‘Ik wil voetballen!’
Het plannetje dat hij voor zichzelf had gesmeed, sloot naadloos aan. In de mid-negentiger jaren startte Theo Lucius zijn profvoetballoopbaan bij FC Den Bosch en bij die club wilde hij zijn actieve periode afsluiten. Toen hij in juli 2010 definitief terugkeerde bij zijn eerste liefde leek niets die wens nog in de weg te kunnen staan. “Heel erg jammer dat ik nu overbodig ben bevonden”, zegt Lucius bijna een jaar later. “Als ik fit ben, kan ik zeker nog van waarde zijn en dat ga ik straks laten zien. Ik wil voetballen, voor iets anders is het nog te vroeg.”
Binnen afzienbare tijd verwacht Lucius rond te komen met een club uit het betaalde voetbal. Dat kan FC Eindhoven zijn, maar hij spreekt ook van belangstelling op eredivisieniveau. “Met de club die ik het meest geschikt acht, maak ik duidelijke afspraken omtrent mijn fitheid. Je zou dan kunnen denken aan een overeenkomst op wedstrijdbasis. Ik ben helemaal niet veeleisend en echt niet duur. Ik wil lekker voetballen. Nog steeds ga ik iedere keer weer met plezier naar de training. Ook al kamp ik nu dan met de naweeën van die liesbreuk. Omdat ik zo graag bij de ploeg wilde zijn met het oog op de nacompetitie, ben ik te vroeg begonnen. Achteraf niet slim, maar ja, als liefhebber kan het allemaal niet snel genoeg gaan.”

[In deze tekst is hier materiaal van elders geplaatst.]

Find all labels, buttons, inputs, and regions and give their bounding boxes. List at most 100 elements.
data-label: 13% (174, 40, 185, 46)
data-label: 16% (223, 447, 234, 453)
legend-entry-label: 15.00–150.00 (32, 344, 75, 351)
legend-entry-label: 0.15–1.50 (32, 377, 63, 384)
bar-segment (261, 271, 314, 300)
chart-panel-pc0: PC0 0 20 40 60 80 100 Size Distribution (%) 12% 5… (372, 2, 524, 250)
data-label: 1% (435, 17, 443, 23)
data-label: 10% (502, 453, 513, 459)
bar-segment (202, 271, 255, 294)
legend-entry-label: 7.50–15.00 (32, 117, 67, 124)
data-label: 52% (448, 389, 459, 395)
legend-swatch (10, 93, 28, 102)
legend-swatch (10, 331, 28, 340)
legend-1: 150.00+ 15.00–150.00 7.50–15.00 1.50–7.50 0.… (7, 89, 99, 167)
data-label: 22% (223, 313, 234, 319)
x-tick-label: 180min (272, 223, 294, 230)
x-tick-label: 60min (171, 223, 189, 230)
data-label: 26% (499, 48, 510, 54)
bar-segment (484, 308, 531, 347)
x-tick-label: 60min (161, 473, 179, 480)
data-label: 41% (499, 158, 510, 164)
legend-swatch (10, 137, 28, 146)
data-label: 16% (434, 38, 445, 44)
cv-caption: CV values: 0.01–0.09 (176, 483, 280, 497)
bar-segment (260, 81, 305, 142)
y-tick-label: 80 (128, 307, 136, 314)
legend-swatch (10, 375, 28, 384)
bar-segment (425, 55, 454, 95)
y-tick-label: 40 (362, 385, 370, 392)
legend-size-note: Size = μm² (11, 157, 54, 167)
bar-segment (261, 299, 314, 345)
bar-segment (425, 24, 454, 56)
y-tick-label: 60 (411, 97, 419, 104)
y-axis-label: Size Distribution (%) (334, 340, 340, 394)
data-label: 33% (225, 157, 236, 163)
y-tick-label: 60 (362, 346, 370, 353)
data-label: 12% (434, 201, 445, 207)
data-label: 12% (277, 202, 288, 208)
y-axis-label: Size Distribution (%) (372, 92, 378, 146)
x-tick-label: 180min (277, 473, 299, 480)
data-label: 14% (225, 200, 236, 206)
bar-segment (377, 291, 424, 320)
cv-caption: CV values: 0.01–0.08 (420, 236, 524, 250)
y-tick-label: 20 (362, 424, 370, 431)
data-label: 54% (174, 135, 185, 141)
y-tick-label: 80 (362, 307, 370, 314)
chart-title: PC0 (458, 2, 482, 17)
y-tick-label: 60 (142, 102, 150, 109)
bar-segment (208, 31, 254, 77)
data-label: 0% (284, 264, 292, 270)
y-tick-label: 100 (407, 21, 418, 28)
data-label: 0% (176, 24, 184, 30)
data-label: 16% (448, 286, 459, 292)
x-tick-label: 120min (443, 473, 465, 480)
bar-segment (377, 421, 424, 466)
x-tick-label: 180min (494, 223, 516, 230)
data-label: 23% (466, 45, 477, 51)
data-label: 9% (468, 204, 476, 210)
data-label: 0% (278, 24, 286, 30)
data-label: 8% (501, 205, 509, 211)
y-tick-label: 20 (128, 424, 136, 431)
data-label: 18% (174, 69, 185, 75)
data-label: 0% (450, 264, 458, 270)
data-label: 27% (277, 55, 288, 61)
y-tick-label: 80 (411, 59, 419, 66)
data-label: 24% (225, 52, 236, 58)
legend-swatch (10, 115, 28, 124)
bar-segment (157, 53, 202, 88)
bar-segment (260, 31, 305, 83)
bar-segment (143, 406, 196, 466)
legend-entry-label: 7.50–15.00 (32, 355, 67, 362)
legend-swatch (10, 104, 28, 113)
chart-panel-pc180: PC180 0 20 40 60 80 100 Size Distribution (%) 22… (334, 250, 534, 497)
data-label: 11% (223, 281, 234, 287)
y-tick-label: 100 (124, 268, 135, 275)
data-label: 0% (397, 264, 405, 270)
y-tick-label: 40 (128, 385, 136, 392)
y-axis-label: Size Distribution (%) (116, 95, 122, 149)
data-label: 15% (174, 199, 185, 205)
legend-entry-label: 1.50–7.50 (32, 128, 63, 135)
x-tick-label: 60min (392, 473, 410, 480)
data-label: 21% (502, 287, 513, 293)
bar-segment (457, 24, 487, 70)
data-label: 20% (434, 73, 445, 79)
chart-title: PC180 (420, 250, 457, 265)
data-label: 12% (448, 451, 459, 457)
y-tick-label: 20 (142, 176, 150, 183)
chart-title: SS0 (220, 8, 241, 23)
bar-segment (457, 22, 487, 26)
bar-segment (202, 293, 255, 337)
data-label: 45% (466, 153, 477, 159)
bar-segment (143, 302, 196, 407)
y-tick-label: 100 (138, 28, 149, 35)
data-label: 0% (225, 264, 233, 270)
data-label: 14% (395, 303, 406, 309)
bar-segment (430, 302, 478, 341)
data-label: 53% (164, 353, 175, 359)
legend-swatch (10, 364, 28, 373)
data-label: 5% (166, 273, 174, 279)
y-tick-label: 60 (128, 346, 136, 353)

Omzichtig probeert hij zijn teleurstelling over de beslissing van FC Den Bosch te formuleren. “Ik ben destijds relatief netjes naar Den Bosch toe geweest. Ik had vorig jaar ergens anders heel wat meer kunnen verdienen, maar ik wilde per se naar deze club. Naast PSV mijn cluppie. Geloof me, ik heb heel prettig samengewerkt met Fons Groenendijk. Een prima trainer die het in mijn ogen ook ver gaat schoppen. Hij zag voor mij echter niet meer een rol als potentiële basisspeler weggelegd. Ik zou meer in het verhaal om de wedstrijden en trainingen heen mijn ervaring moeten overbrengen op de overige spelers. Ja, noem het maar een non-playing mentor binnen de groep. Maar ik wil nog veel te graag zelf voetballen. Wekelijks. Ik had graag gezien dat het allemaal anders was gelopen. Ik had daar zo mijn zinnen op gezet.”